I started with normal straight porn then graduated to watching anal porn. I’m so addicted to big asses n anal porn that I also started watching transgendered person porn...I also started watching gay porn even though I find it disgusting sometimes...I’m so disappointed with myself and I fear I’m turning gay, I also started inserting stuff into my rectum and having stupid gay fantasies. I’m so ashamed of myself cos I know that all this was caused by porn use. I tried Nofap a few times but keep relapsing everytime I get frustrated and stressed out. I really love women but I have pied which has greatly reduced my confidence n self esteem..I’m so fucked up.
I've watched porn for two decades and it never made me gay or watch transgendered people. That's dead. Mental toughness bro. It's all mental. Resist.
as for being gay, i don't understand what is gay, who is gay or how is gay thing is, you've seen so much your brain can't just have enough but it's not the worst case and to fix it you need to follow some steps. -get a porn blocker. ( ASAP DO NOT WAIT) - do not touch yourself or fantasize for a week. cut away any sexy thoughts immediately. - break that lethargic pattern of being bored, then tirelessly surfing on the web- it's mostly the first step to a PMO session. do this for a week then come back here. do not cheat. do not rationalize that porn is good.

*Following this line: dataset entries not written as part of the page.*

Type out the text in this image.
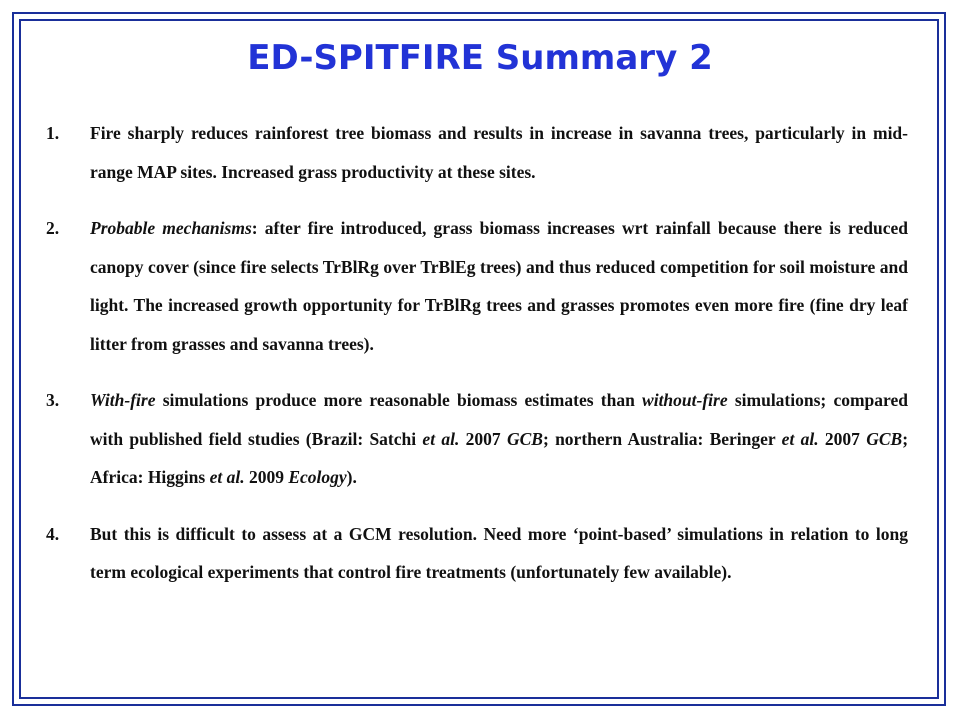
ED-SPITFIRE Summary 2
1.	Fire sharply reduces rainforest tree biomass and results in increase in savanna trees, particularly in mid-range MAP sites. Increased grass productivity at these sites.
2.	Probable mechanisms: after fire introduced, grass biomass increases wrt rainfall because there is reduced canopy cover (since fire selects TrBlRg over TrBlEg trees) and thus reduced competition for soil moisture and light. The increased growth opportunity for TrBlRg trees and grasses promotes even more fire (fine dry leaf litter from grasses and savanna trees).
3.	With-fire simulations produce more reasonable biomass estimates than without-fire simulations; compared with published field studies (Brazil: Satchi et al. 2007 GCB; northern Australia: Beringer et al. 2007 GCB; Africa: Higgins et al. 2009 Ecology).
4.	But this is difficult to assess at a GCM resolution. Need more ‘point-based’ simulations in relation to long term ecological experiments that control fire treatments (unfortunately few available).
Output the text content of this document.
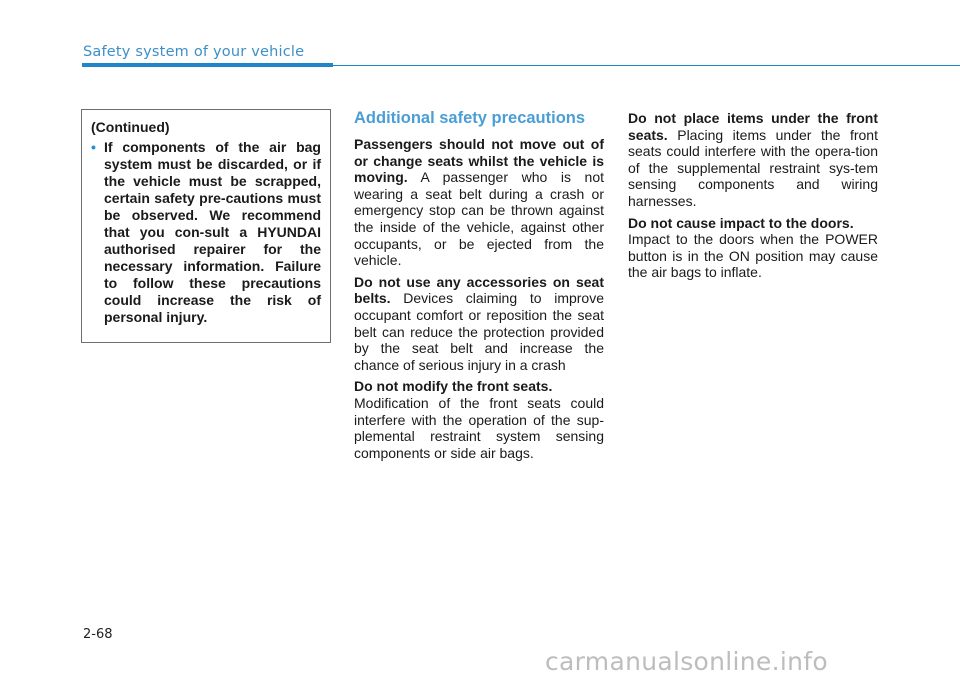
Safety system of your vehicle
(Continued)
• If components of the air bag system must be discarded, or if the vehicle must be scrapped, certain safety pre-cautions must be observed. We recommend that you con-sult a HYUNDAI authorised repairer for the necessary information. Failure to follow these precautions could increase the risk of personal injury.
Additional safety precautions

Passengers should not move out of or change seats whilst the vehicle is moving. A passenger who is not wearing a seat belt during a crash or emergency stop can be thrown against the inside of the vehicle, against other occupants, or be ejected from the vehicle.

Do not use any accessories on seat belts. Devices claiming to improve occupant comfort or reposition the seat belt can reduce the protection provided by the seat belt and increase the chance of serious injury in a crash

Do not modify the front seats.
Modification of the front seats could interfere with the operation of the sup-plemental restraint system sensing components or side air bags.

Do not place items under the front seats. Placing items under the front seats could interfere with the opera-tion of the supplemental restraint sys-tem sensing components and wiring harnesses.

Do not cause impact to the doors.
Impact to the doors when the POWER button is in the ON position may cause the air bags to inflate.

2-68
carmanualsonline.info
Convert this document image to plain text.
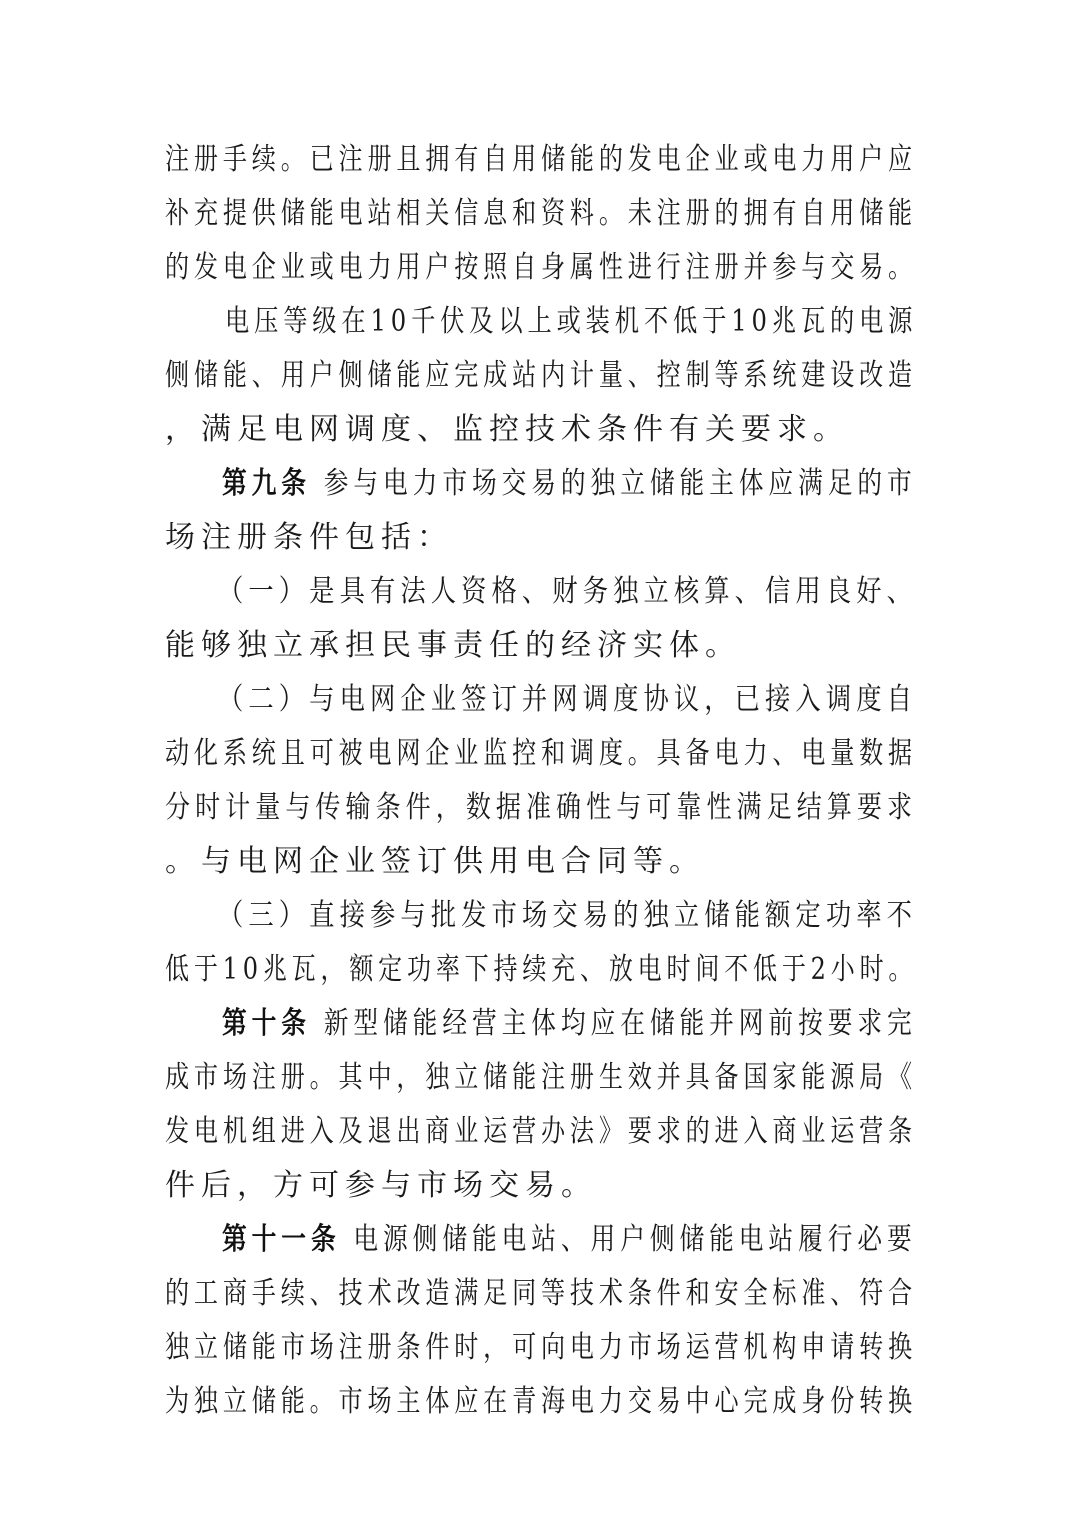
注册手续。已注册且拥有自用储能的发电企业或电力用户应
补充提供储能电站相关信息和资料。未注册的拥有自用储能
的发电企业或电力用户按照自身属性进行注册并参与交易。
电压等级在10千伏及以上或装机不低于10兆瓦的电源
侧储能、用户侧储能应完成站内计量、控制等系统建设改造
，满足电网调度、监控技术条件有关要求。
第九条 参与电力市场交易的独立储能主体应满足的市
场注册条件包括：
（一）是具有法人资格、财务独立核算、信用良好、
能够独立承担民事责任的经济实体。
（二）与电网企业签订并网调度协议，已接入调度自
动化系统且可被电网企业监控和调度。具备电力、电量数据
分时计量与传输条件，数据准确性与可靠性满足结算要求
。与电网企业签订供用电合同等。
（三）直接参与批发市场交易的独立储能额定功率不
低于10兆瓦，额定功率下持续充、放电时间不低于2小时。
第十条 新型储能经营主体均应在储能并网前按要求完
成市场注册。其中，独立储能注册生效并具备国家能源局《
发电机组进入及退出商业运营办法》要求的进入商业运营条
件后，方可参与市场交易。
第十一条 电源侧储能电站、用户侧储能电站履行必要
的工商手续、技术改造满足同等技术条件和安全标准、符合
独立储能市场注册条件时，可向电力市场运营机构申请转换
为独立储能。市场主体应在青海电力交易中心完成身份转换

Porn does that man.. it’s pretty well documented that it’s the shock factor as much as anything that triggers dopamine release. I remember watching some hot chick stripping and getting into it and then her boner pops out.. and it shocked the shit outta me.. but you know with your dick in your hand while that happens.. your telling your brain that it still feels good so it must be good.. I started looking up that shit after that for awhile but really that was what started me thinking..what the hell is wrong with me?…I’m wanking to all sorts of shit I don’t even like?…that’s a big deal when you realise how fucked you are.. you realise that porn/ internet escalates anything you show interest in, into something more shocking.. dopamine release is the same because you were shocked brain says thanks let’s do THAT again..thing is it’s not particularly about being gay.. if you started with an initial attraction to say watching thick women it may lead to obesity.. older women into grannies.. teens into pedos..anal into trannys /gay.. rough turns into rape etc...it’s designed that way.. it can go in any direction. it just gives you a more and more extreme version of whatever you looked at before to keep shocking you instead of arousing you.. exactly the same way that adverts are targeted... track anything that you look at and offer it to you until what works best is all that’s offered... It’s a business model. Thing is.. if you don’t stop and get off the damn ride right now.. where the hell does it go that’s any good?… it only escalates in some new direction.. also the further you go the harder it will be to stop.. now is as easy as it is ever going be. Good thing you’ve questioned it.. you CAN stop.. there’s plenty of examples now of people on here that have successfully beaten this.. there not superior humans.. they just didn’t watch it anymore one day at a time as best as I can tell.. or they got sick of feeling manipulated by corporate interests.. maybe they got sick of being someone they didn’t like.. that’s my motivation.. but whatever works for you. Good luck man✌️
Don't hate yourself for it. You can recover if you want - the door is always open. I have sexual fantasies about transgendered people too, but I don't think it's because of porn. I think I just like transgendered people.
don't worry about that much. There is still hope for you but you need to answer yourself a question: > when you see a hot girl,... do you want het? > when see a handsome man ... do you want him? > when you walk up in the morning would you rather to have a hot girl next to you or a hot men? if you honestly answer the questions and you prefer women then there's i cure for you. Its called NoFap Stop watching porn, make your brain vacation from that crap and start the process. After two weeks you would see a difference and gay fetishes will start to fade away. I've been through the same... so i feel your worries by heart.